Thank you.
I'm a senior fellow at the Macdonald-Laurier Institute where my focus is international security and strategic and military studies.
In the past year, the COVID-19 pandemic has caused significant dislocations in the Canadian economy, politics and society. If you look into the international sphere, the pandemic has accelerated a number of long-standing trends and introduced several new challenges. Over the past decade, we have witnessed the fragmentation of political, economic and military arrangements that underpin a rules-based international order. The post-Cold War consensus has broken down and, driven in part by the growing conservativeness of national actors in international relations, Russia, China and Iran have rejected or worked to usurp this western-led order.

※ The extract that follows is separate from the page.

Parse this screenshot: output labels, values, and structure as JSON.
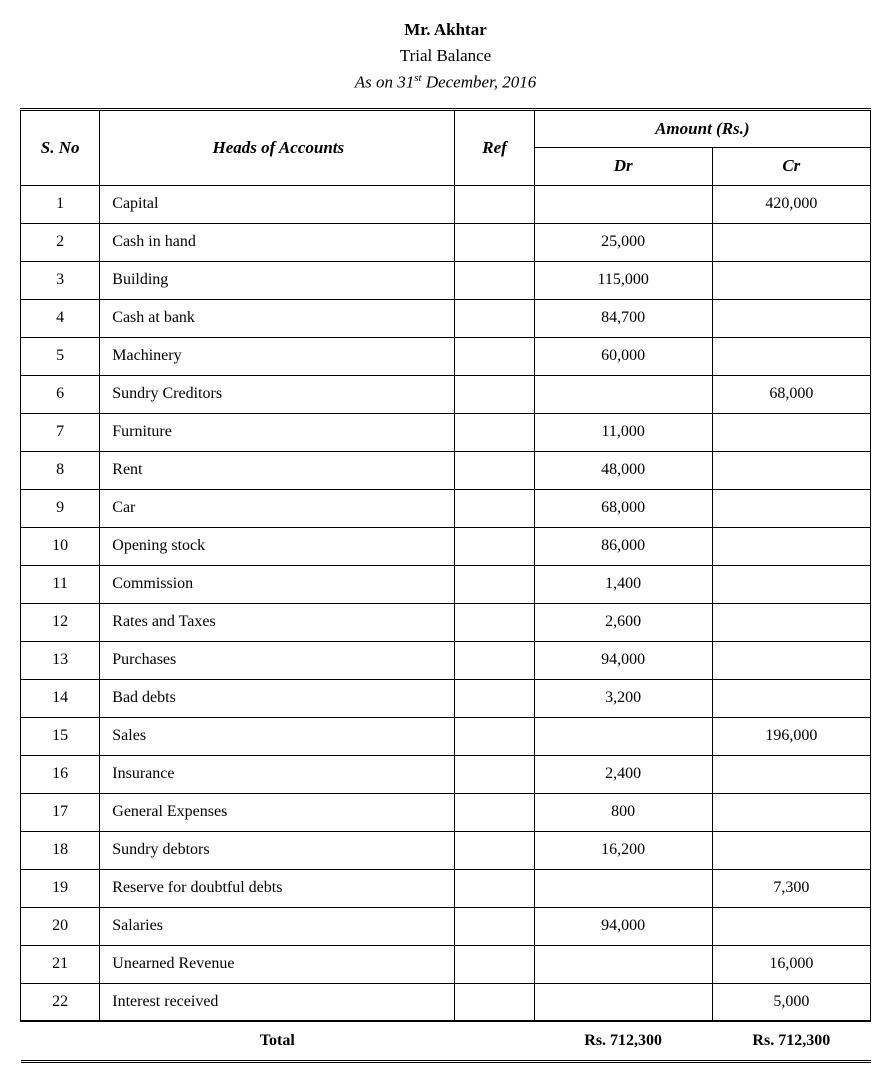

The fraying of the post-Cold War consensus has occurred among our close allies where populism and nationalism have emerged as powerful and disruptive forces. Their growth is variously blamed on historical lows in public trust of governing institutions, declining economic prospects and rapidly changing societies.
Manifestations include populist leaders such as Viktor Orbán in Hungary or Jair Bolsonaro in Brazil. One of the clearest indications of this emerging era of global power competition is evident in the military sphere. Over the past decade, a dramatic modernization effort has been undertaken by major military powers encompassing increases in funding, reorientations of force structures and the fielding of new capabilities. The breadth of these technological advances arguably sets the period apart from earlier eras, which will affect the fundamental nature of warfare, like with artificial intelligence.